If passed on second-and-final reading and signed by the mayor, Bill 40 would strengthen deed restrictions and resident owner-occupancy rules for workforce housing. The bill was debated extensively Sept. 24 when it came before the Housing and Land Use Committee, chaired by Kama.
Her committee recommended passage of the bill by a vote of 8-0, with Lee absent when the committee vote was taken.
A proposed amendment to Bill 40 — introduced by Kama, that would have clarified the County’s priority on an affordable housing waitlist — briefly stalled the Council’s consideration of the bill overall.

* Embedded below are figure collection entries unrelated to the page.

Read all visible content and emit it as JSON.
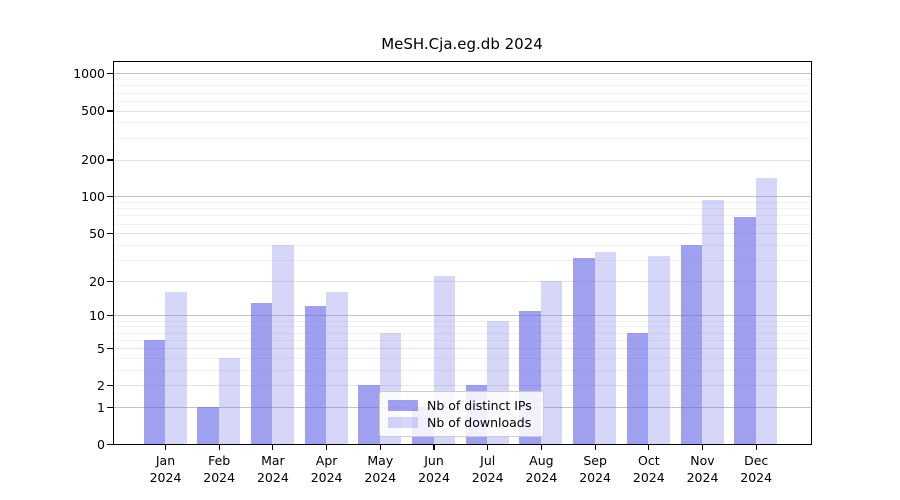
{
  "figure": {
    "background": "#ffffff"
  },
  "chart_data": {
    "type": "bar",
    "title": "MeSH.Cja.eg.db 2024",
    "xlabel": "",
    "ylabel": "",
    "yscale": "log1p",
    "grid": true,
    "legend_position": "lower-center-inside",
    "yticks": [
      0,
      1,
      2,
      5,
      10,
      20,
      50,
      100,
      200,
      500,
      1000
    ],
    "ylim": [
      0,
      1270
    ],
    "categories": [
      "Jan 2024",
      "Feb 2024",
      "Mar 2024",
      "Apr 2024",
      "May 2024",
      "Jun 2024",
      "Jul 2024",
      "Aug 2024",
      "Sep 2024",
      "Oct 2024",
      "Nov 2024",
      "Dec 2024"
    ],
    "series": [
      {
        "name": "Nb of distinct IPs",
        "color": "#a5a5f1",
        "values": [
          6,
          1,
          13,
          12,
          2,
          1,
          2,
          11,
          31,
          7,
          40,
          68
        ]
      },
      {
        "name": "Nb of downloads",
        "color": "#dcdcf9",
        "values": [
          16,
          4,
          40,
          16,
          7,
          22,
          9,
          20,
          35,
          32,
          94,
          142
        ]
      }
    ]
  }
}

Paltin sharply criticized the last-minute amendment, calling it a “stall tactic” and “committee work on the Council floor” without consultation from the Department of Housing director. The director, Richard Mitchell, was contacted via videoconference, and he showed he was unfamiliar with Kama’s proposed amendment.

Mitchell asked for time to review the amendment and said he didn’t know about a housing waitlist and whether it would be maintained by his department or by the project developer as part of initial housing sales.
While making her way through a security checkpoint at the airport, Paltin said she wasn’t aware that the Housing Department had a housing waitlist, not yet anyway.
Kama ultimately withdrew the amendment to allow the vote on Bill 40 to proceed unamended.
Bill 40 details
Bill 40 amends the County’s residential workforce housing policy by:
- Promoting the retention of units for owner-occupancy
- Expediting the County’s acquisition of workforce housing by exempting their purchase from a requirement of Council approval
- Increasing deed-restriction periods to benefit the community
- Fostering the production and protection of the County’s workforce housing inventory
Among other things, the bill also details the deed restriction periods for different income groups that would benefit from residential workforce housing. For multifamily or two-family ownership units deed restrictions would be:
- 12 years for below-moderate income, 80 to 100% of area median income as established by the US Department of Housing and Urban Development
- 10 years for moderate income, 100 to 120% of median income
- 8 years for above-moderate income, 120 to 140% of median income
For single-family housing, the deed restrictions would be:
- 15 years for below-moderate income
- 12 years for moderate income
- 10 years for above-moderate income households
When housing is developed on county-owned land, affordable units will have deed restrictions “in perpetuity,” or forever, rather than time limits. Maui County also will get the first right to purchase units in foreclosure situations and the right to purchase any unsold units at the original sales price.
A report from the Housing and Land Use Committee details the bill’s provisions and background.